Заказав себе карамельный латте, излишество, непозволительное не то что в Топке, но и на базе ПОРОКа в своё время, брюнет дождался старого друга, возвращаясь к их столику и наконец-то позволяя себе немного расслабиться, вглядываясь в знакомое лицо, почти что не тронутое временем, если не считать некой напряжённости, усугубившейся явно из-за линии работы, отведённой Ньюту.

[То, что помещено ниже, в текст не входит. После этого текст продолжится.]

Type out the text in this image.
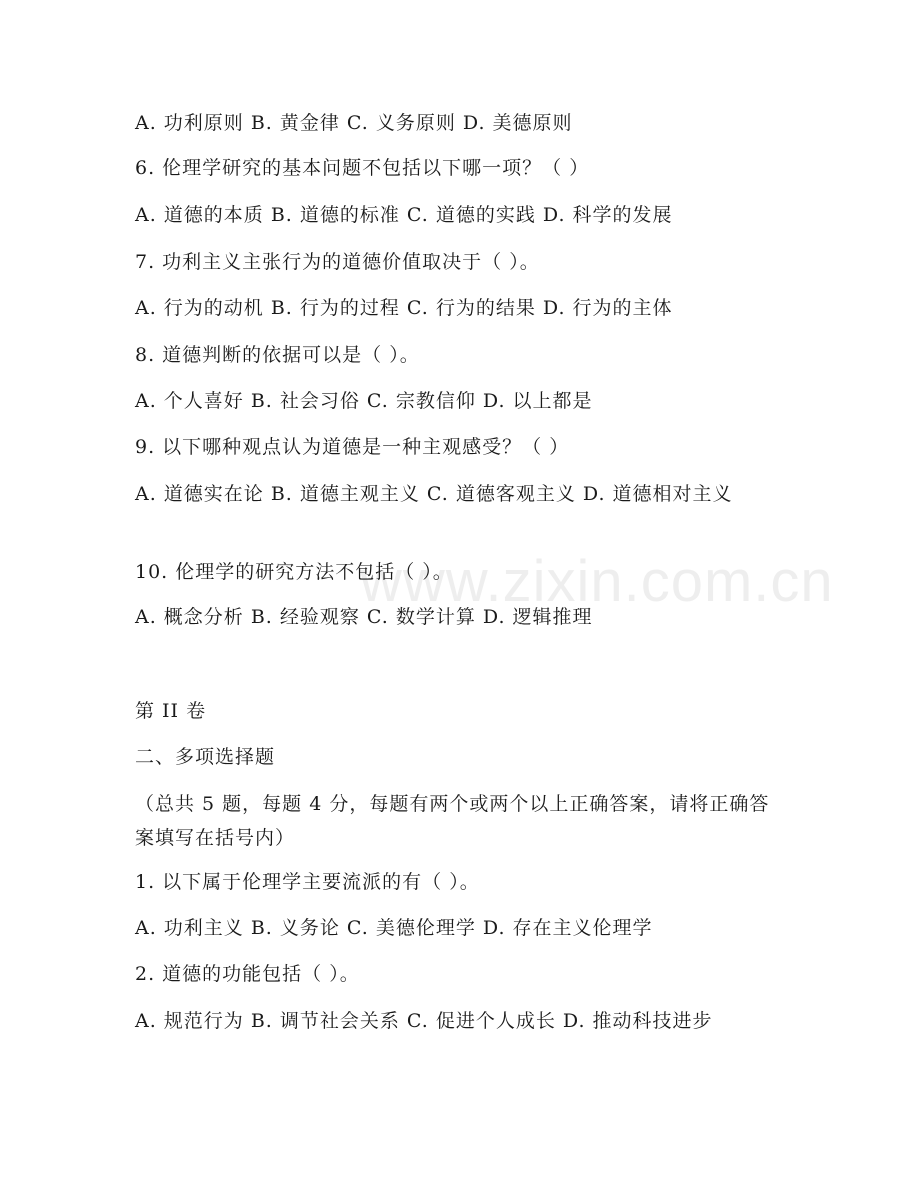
www.zixin.com.cn
A. 功利原则 B. 黄金律 C. 义务原则 D. 美德原则
6. 伦理学研究的基本问题不包括以下哪一项？（ ）
A. 道德的本质 B. 道德的标准 C. 道德的实践 D. 科学的发展
7. 功利主义主张行为的道德价值取决于（ ）。
A. 行为的动机 B. 行为的过程 C. 行为的结果 D. 行为的主体
8. 道德判断的依据可以是（ ）。
A. 个人喜好 B. 社会习俗 C. 宗教信仰 D. 以上都是
9. 以下哪种观点认为道德是一种主观感受？（ ）
A. 道德实在论 B. 道德主观主义 C. 道德客观主义 D. 道德相对主义
10. 伦理学的研究方法不包括（ ）。
A. 概念分析 B. 经验观察 C. 数学计算 D. 逻辑推理
第 II 卷
二、多项选择题
（总共 5 题，每题 4 分，每题有两个或两个以上正确答案，请将正确答案填写在括号内）
1. 以下属于伦理学主要流派的有（ ）。
A. 功利主义 B. 义务论 C. 美德伦理学 D. 存在主义伦理学
2. 道德的功能包括（ ）。
A. 规范行为 B. 调节社会关系 C. 促进个人成长 D. 推动科技进步
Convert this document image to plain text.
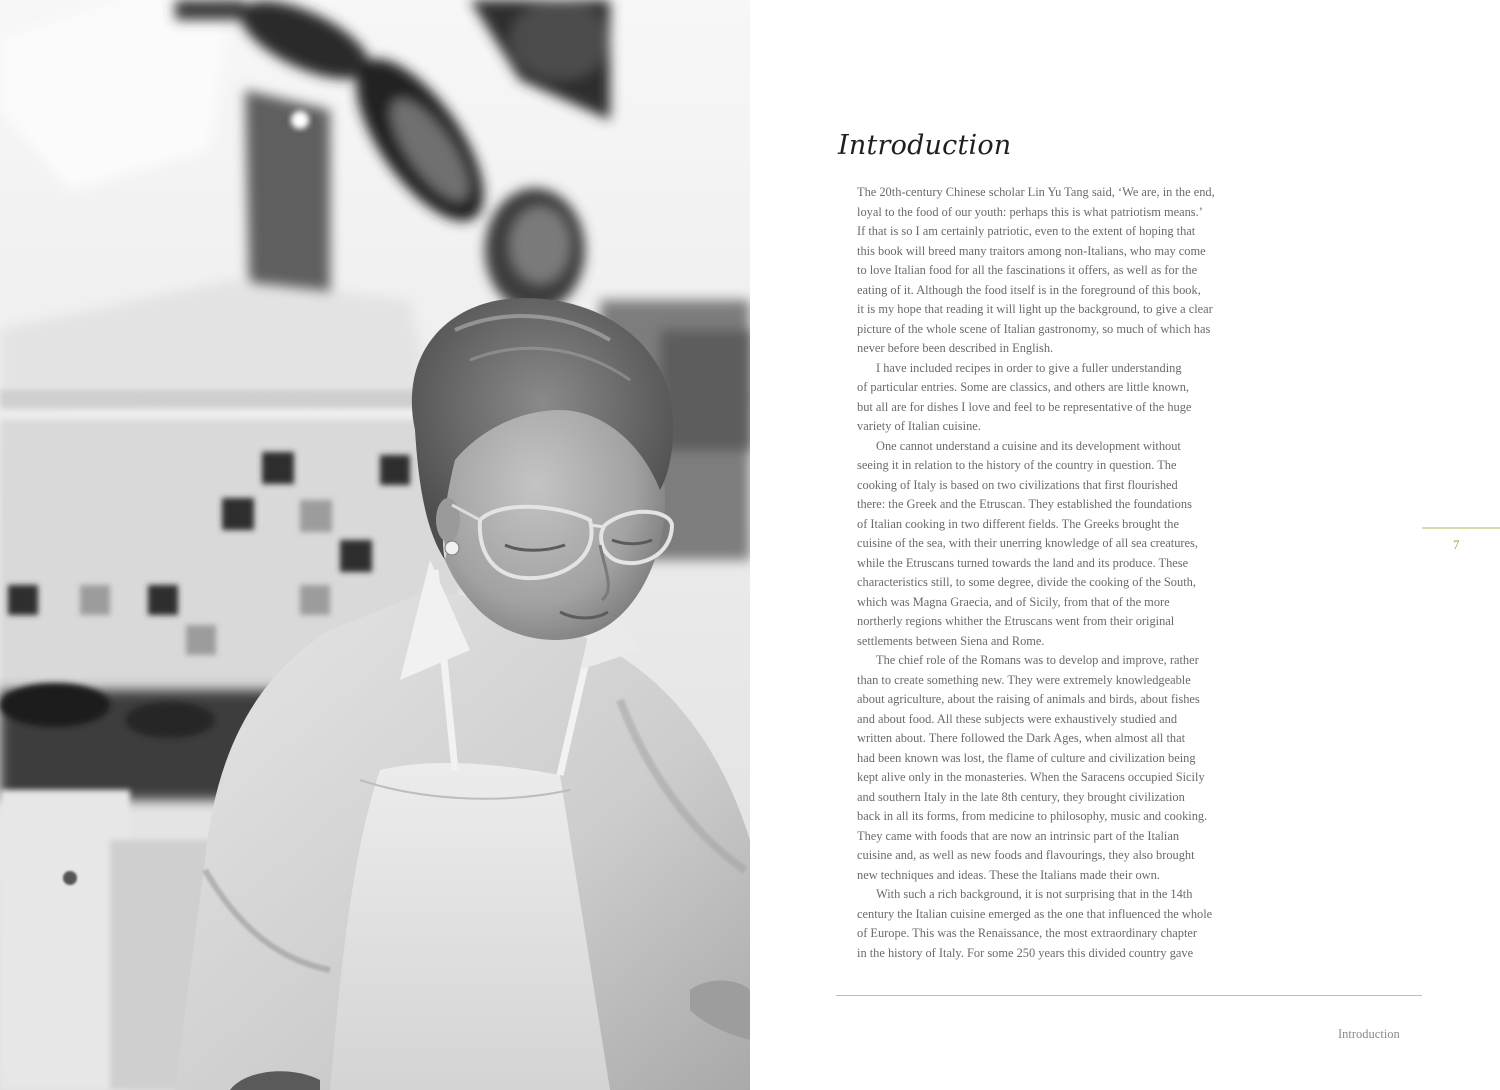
Introduction
The 20th-century Chinese scholar Lin Yu Tang said, ‘We are, in the end,
loyal to the food of our youth: perhaps this is what patriotism means.’
If that is so I am certainly patriotic, even to the extent of hoping that
this book will breed many traitors among non-Italians, who may come
to love Italian food for all the fascinations it offers, as well as for the
eating of it. Although the food itself is in the foreground of this book,
it is my hope that reading it will light up the background, to give a clear
picture of the whole scene of Italian gastronomy, so much of which has
never before been described in English.
I have included recipes in order to give a fuller understanding
of particular entries. Some are classics, and others are little known,
but all are for dishes I love and feel to be representative of the huge
variety of Italian cuisine.
One cannot understand a cuisine and its development without
seeing it in relation to the history of the country in question. The
cooking of Italy is based on two civilizations that first flourished
there: the Greek and the Etruscan. They established the foundations
of Italian cooking in two different fields. The Greeks brought the
cuisine of the sea, with their unerring knowledge of all sea creatures,
while the Etruscans turned towards the land and its produce. These
characteristics still, to some degree, divide the cooking of the South,
which was Magna Graecia, and of Sicily, from that of the more
northerly regions whither the Etruscans went from their original
settlements between Siena and Rome.
The chief role of the Romans was to develop and improve, rather
than to create something new. They were extremely knowledgeable
about agriculture, about the raising of animals and birds, about fishes
and about food. All these subjects were exhaustively studied and
written about. There followed the Dark Ages, when almost all that
had been known was lost, the flame of culture and civilization being
kept alive only in the monasteries. When the Saracens occupied Sicily
and southern Italy in the late 8th century, they brought civilization
back in all its forms, from medicine to philosophy, music and cooking.
They came with foods that are now an intrinsic part of the Italian
cuisine and, as well as new foods and flavourings, they also brought
new techniques and ideas. These the Italians made their own.
With such a rich background, it is not surprising that in the 14th
century the Italian cuisine emerged as the one that influenced the whole
of Europe. This was the Renaissance, the most extraordinary chapter
in the history of Italy. For some 250 years this divided country gave
7
Introduction
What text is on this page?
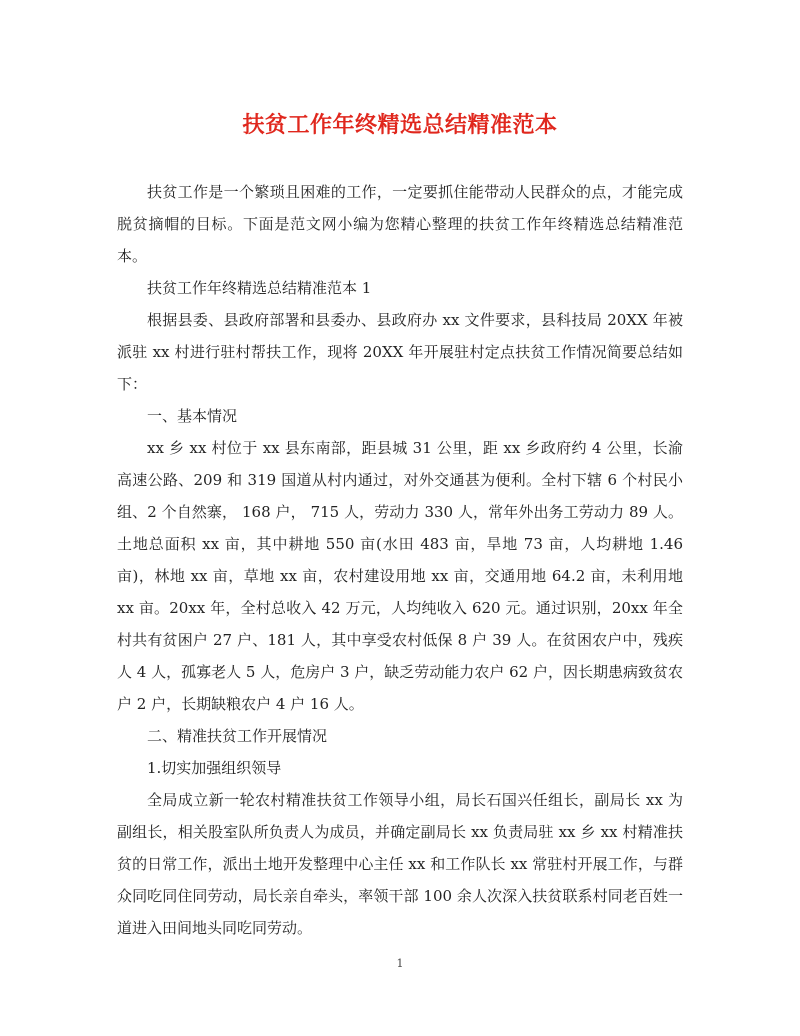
扶贫工作年终精选总结精准范本

扶贫工作是一个繁琐且困难的工作，一定要抓住能带动人民群众的点，才能完成脱贫摘帽的目标。下面是范文网小编为您精心整理的扶贫工作年终精选总结精准范本。

扶贫工作年终精选总结精准范本 1

根据县委、县政府部署和县委办、县政府办 xx 文件要求，县科技局 20XX 年被派驻 xx 村进行驻村帮扶工作，现将 20XX 年开展驻村定点扶贫工作情况简要总结如下：

一、基本情况

xx 乡 xx 村位于 xx 县东南部，距县城 31 公里，距 xx 乡政府约 4 公里，长渝高速公路、209 和 319 国道从村内通过，对外交通甚为便利。全村下辖 6 个村民小组、2 个自然寨， 168 户， 715 人，劳动力 330 人，常年外出务工劳动力 89 人。土地总面积 xx 亩，其中耕地 550 亩(水田 483 亩，旱地 73 亩，人均耕地 1.46 亩)，林地 xx 亩，草地 xx 亩，农村建设用地 xx 亩，交通用地 64.2 亩，未利用地 xx 亩。20xx 年，全村总收入 42 万元，人均纯收入 620 元。通过识别，20xx 年全村共有贫困户 27 户、181 人，其中享受农村低保 8 户 39 人。在贫困农户中，残疾人 4 人，孤寡老人 5 人，危房户 3 户，缺乏劳动能力农户 62 户，因长期患病致贫农户 2 户，长期缺粮农户 4 户 16 人。

二、精准扶贫工作开展情况

1.切实加强组织领导

全局成立新一轮农村精准扶贫工作领导小组，局长石国兴任组长，副局长 xx 为副组长，相关股室队所负责人为成员，并确定副局长 xx 负责局驻 xx 乡 xx 村精准扶贫的日常工作，派出土地开发整理中心主任 xx 和工作队长 xx 常驻村开展工作，与群众同吃同住同劳动，局长亲自牵头，率领干部 100 余人次深入扶贫联系村同老百姓一道进入田间地头同吃同劳动。

1
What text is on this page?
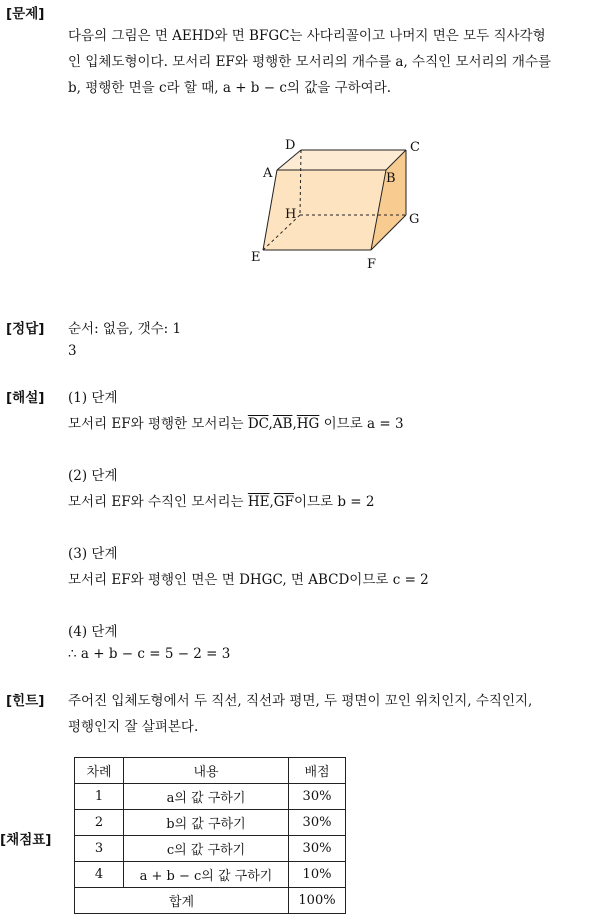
[문제]
다음의 그림은 면 AEHD와 면 BFGC는 사다리꼴이고 나머지 면은 모두 직사각형
인 입체도형이다. 모서리 EF와 평행한 모서리의 개수를 a, 수직인 모서리의 개수를
b, 평행한 면을 c라 할 때, a + b − c의 값을 구하여라.
D	C
A	B
H	G
E	F
[정답] 순서: 없음, 갯수: 1
3
[해설] (1) 단계
모서리 EF와 평행한 모서리는 $\overline{DC},\overline{AB},\overline{HG}$ 이므로 a = 3
(2) 단계
모서리 EF와 수직인 모서리는 $\overline{HE},\overline{GF}$이므로 b = 2
(3) 단계
모서리 EF와 평행인 면은 면 DHGC, 면 ABCD이므로 c = 2
(4) 단계
∴ a + b − c = 5 − 2 = 3
[힌트] 주어진 입체도형에서 두 직선, 직선과 평면, 두 평면이 꼬인 위치인지, 수직인지,
평행인지 잘 살펴본다.
[채점표]
차례	내용	배점
1	a의 값 구하기	30%
2	b의 값 구하기	30%
3	c의 값 구하기	30%
4	a + b − c의 값 구하기	10%
합계		100%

- Надо же, столько лет прошло, а ты всё такой же. Уверен, верни о н и тебе ту мешковатую одежду, ты вновь сойдёшь за подростка, - мягкость собственного голоса казалась поразительной и Томас делал всё, что угодно, лишь бы не анализировать это. В мире было лишь несколько человек, с кем он когда-либо разговаривал так, а потому манера казалась непривычной. - Уверен, тебе в своё время немало комплиментов досталось от крэнков перед лечением. Ты ведь этим занимался, не так ли? Вся весёлая лабораторная работа, при которой не соскучишься, и все дела? - кофе оказался невозможно сладким, но это было и к лучшему, помогая забыть чуть горький привкус их последнего поцелуя, так и не выходящего из головы, стоило только взглянуть на Ньюта. Воспоминание теперь почему-то казалось куда теплее, чем все эти годы, оно грело, даже моментами, когда холодные дрожащие пальцы скользили по горячей коже, обжигая, впечатывая ощущения в память. Сглатывая чуть шумно, Томас отвёл взгляд, переводя дыхание. Это было давно. Это было с другими версиями их самих. И у него не было совершенно никаких причин вот так наивно цепляться за это воспоминание детства, вернувшееся вместе с другом.
У него так же не было причин уходить от ответа про Топку.
Не было, но говорить об этом сейчас, прячась за встречные вопросы, решительно не хотелось.